You will also note that the ServerAdmin variable has not been set in the puppet example because the 5 minutes that I spent searching the Internet on how to do it came up with nothing. I'm sure with more time I could find the answer (and there is a good chance just adding "serveradmin => brett@mydomain.com'" in there would work) but the point is that I really don't want to have to deal with this level of abstraction for something that I already know how to do.

So, given that you already think that the concept of configuration management systems is great but you are not prepared to devote the rest of your life wrestling with puppet then what do you do?

 Well, another popular system is Chef, but after doing some research I concluded that Chef had almost as many idiocyncracies as Puppet so I have decided to explore the possibilities of saltstack.

So far I've managed to do most of what I want to do with salt and it has been far easier to get my head around it than I found with puppet, although there are still some conceptual things to understand as well as some gotchas that can stall things early on.

Come back later for a post on getting things up and running if you are interested.

The first good thing is that Salt does not require modules.

Another good thing is that Salt does not abstract away configuration details for most use cases.

Note: Salt has something called "pillars" that I have no understanding of. From what I have read these can get a bit more complex but for my purposes (installing packages & pushing configuration files) I have not yet needed to use those. If my requirements get more complex then I may have to visit them but the point is that as a new salt user you don't need to use them) 
Anyway, on a salt server, you would simply copy a working apache.conf over to a directory on the salt-master and the minions will just use it as is. Simples!

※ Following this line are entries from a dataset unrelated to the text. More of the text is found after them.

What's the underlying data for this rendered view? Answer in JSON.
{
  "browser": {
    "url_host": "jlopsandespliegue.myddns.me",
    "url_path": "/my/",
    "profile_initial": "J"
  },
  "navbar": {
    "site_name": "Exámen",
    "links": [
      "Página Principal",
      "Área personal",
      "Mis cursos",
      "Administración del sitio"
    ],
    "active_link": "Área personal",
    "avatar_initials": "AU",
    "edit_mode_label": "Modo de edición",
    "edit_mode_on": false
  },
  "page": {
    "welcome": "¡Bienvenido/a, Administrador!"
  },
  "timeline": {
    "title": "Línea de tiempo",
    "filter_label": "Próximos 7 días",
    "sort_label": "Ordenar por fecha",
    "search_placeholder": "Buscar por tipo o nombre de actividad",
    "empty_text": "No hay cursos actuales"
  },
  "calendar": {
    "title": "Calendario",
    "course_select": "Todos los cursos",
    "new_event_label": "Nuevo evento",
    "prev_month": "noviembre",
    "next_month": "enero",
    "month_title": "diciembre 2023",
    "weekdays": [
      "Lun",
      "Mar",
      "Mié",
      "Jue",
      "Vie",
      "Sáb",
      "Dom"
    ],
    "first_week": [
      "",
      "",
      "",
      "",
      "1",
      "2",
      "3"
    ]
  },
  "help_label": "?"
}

But what if you need to set some of those details on a per host basis I hear you ask? For example maybe I want to set the ServerName directive to be whatever the hostname of the server is?

In that case all I need to do is modify it like so:

ServerName {{servername}}

<VirtualHost first.example.com:80>
    ServerAdmin brett@mydomain.com
    DocumentRoot /var/www/first
</VirtualHost>


What I have done there is simply replaced the server name string to become a variable place holder that can be used by the jinja templating engine that salt uses to insert the proper data whenever the minion is updated.

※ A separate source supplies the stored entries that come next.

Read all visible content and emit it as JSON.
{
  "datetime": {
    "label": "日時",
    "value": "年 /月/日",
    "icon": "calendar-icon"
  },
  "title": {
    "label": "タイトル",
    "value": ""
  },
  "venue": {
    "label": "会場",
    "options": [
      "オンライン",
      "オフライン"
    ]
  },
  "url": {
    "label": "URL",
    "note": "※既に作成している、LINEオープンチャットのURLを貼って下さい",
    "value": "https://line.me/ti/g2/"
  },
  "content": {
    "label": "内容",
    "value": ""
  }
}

I don't need to learn a whole new syntax because I can just use the standard Apache conf layout that I am already familiar with and make certain parts of it "variable" as required.

Salt really is in my humble opinion much simpler to get up and running (but that may just be because I'm a bit thick of course). Also no offence intended to the folks who love Puppet, I know it is widely used out there and I still have an inherited puppet system here at work. The bottom line is that OSS is all about choice after all.

That is not to say it is perfect however. The documentation leaves a lot to be desired for instance, which is a pretty big problem in itself.